Intensity

Yeah you're blinded by rainbows
Watching the wind blow
Blinded by rainbows
Do you dream at night
Do you sleep at night
I doubt it
-Rolling Stones, "Blinded By Rainbows"


It's happening again.

I can always feel it coming. Every so often, I have a major crash. It's usually catalyzed by something -- impossibly long work (or school) days, general failure, a lack of sleep ... Sometimes it's only a bad day. In any case, every couple of months, I have a major plummet and it takes about a week to fully recover.

There are signs. It used to be that I would want to go for a jog or I'd have serious insomnia. Now, I have the sudden urge to read about Einstein, watch "Pride & Prejudice," and do yoga (yeah, not sure how those are connected). Don't get me wrong -- I get those same urges from time to time during my "normal" phases, but rarely to do all three at the same time. (The insomnia hasn't changed.)

I'm not entirely certain why I'm telling you people this, but there was a reason ...

Oh yes.

While I have a pretty good grip on my own psyche now and can actually exert some control over the plummeting (as opposed to high school, when I didn't know what was going on or how to stop it), the changes that have occurred here are oddly representative of the rest of my life.

There's a saying ... "People don't change. They only become more so." I don't remember who said it first, but doesn't that scare you a little?

It frightens me a bit, but that's chiefly because ... it's true.

My viewpoints have changed, my habits have shifted, but my real Me is mostly just a more clearly defined version of a previous Me. Embellished, amplified, occasionally specified, but with the same base.

There are good things.

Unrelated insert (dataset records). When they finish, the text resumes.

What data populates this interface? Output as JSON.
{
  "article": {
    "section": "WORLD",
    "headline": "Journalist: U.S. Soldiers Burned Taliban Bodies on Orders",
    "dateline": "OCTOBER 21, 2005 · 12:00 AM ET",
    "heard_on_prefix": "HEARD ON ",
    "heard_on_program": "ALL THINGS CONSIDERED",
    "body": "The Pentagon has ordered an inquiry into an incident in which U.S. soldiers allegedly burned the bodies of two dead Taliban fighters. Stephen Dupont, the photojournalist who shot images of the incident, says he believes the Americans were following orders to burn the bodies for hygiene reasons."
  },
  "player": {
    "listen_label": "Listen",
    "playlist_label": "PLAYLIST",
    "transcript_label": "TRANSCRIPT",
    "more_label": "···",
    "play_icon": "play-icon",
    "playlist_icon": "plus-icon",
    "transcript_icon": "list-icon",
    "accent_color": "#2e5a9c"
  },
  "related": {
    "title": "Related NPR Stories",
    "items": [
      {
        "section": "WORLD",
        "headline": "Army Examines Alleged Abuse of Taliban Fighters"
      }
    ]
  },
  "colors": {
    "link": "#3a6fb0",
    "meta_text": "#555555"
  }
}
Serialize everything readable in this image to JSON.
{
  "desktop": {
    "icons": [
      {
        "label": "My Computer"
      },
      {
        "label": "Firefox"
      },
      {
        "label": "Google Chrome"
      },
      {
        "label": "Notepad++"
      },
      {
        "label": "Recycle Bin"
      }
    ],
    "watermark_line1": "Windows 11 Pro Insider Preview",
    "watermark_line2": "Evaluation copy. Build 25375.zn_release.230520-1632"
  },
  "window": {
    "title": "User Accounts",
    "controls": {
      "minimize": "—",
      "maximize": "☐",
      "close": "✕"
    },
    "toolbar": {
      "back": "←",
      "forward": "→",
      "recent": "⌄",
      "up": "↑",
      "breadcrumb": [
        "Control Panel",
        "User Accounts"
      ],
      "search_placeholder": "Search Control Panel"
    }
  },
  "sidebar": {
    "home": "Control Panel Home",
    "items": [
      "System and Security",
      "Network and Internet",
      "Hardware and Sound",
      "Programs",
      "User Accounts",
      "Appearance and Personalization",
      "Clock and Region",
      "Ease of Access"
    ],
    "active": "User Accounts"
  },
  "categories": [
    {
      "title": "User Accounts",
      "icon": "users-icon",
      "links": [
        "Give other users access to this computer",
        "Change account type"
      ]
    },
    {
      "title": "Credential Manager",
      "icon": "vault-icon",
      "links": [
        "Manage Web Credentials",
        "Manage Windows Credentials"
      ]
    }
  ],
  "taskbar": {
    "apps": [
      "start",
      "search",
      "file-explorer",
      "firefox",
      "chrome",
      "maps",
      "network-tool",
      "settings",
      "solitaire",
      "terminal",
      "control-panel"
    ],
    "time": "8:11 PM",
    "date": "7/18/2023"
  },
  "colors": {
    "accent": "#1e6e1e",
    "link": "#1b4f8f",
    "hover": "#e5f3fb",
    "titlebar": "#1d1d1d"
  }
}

My reading list has expanded considerably and my general interests are scattered farther than they've ever been before. Unfortunately, the changes have lead to some serious discrepancies too.

For instance, while I continue to get much more bubbly, I'm also considerably more cynical than I've ever been, particularly where people are directly involved. While I'm sure the cynicism is part of growing up (the more you see, the more that will bother you), those two sides are often at war ... which leads to more intense inner arguments.

Maybe that's why that Rolling Stones song has been in my head all week. Maybe my inner cynic is trying to irritate my inner optimist.

Hmm. Judging by this, I'm also getting more scatterbrained as time goes on.

I wish I had something light and easy to end this post, but nothing comes to mind. So ... have a good night.

Comments

daz said…
i get the same way. i also want to go running but my movie is Dead Poet's Society, probably 'cause i consider my feelings due to that i'm not fully expressing myself the way i should.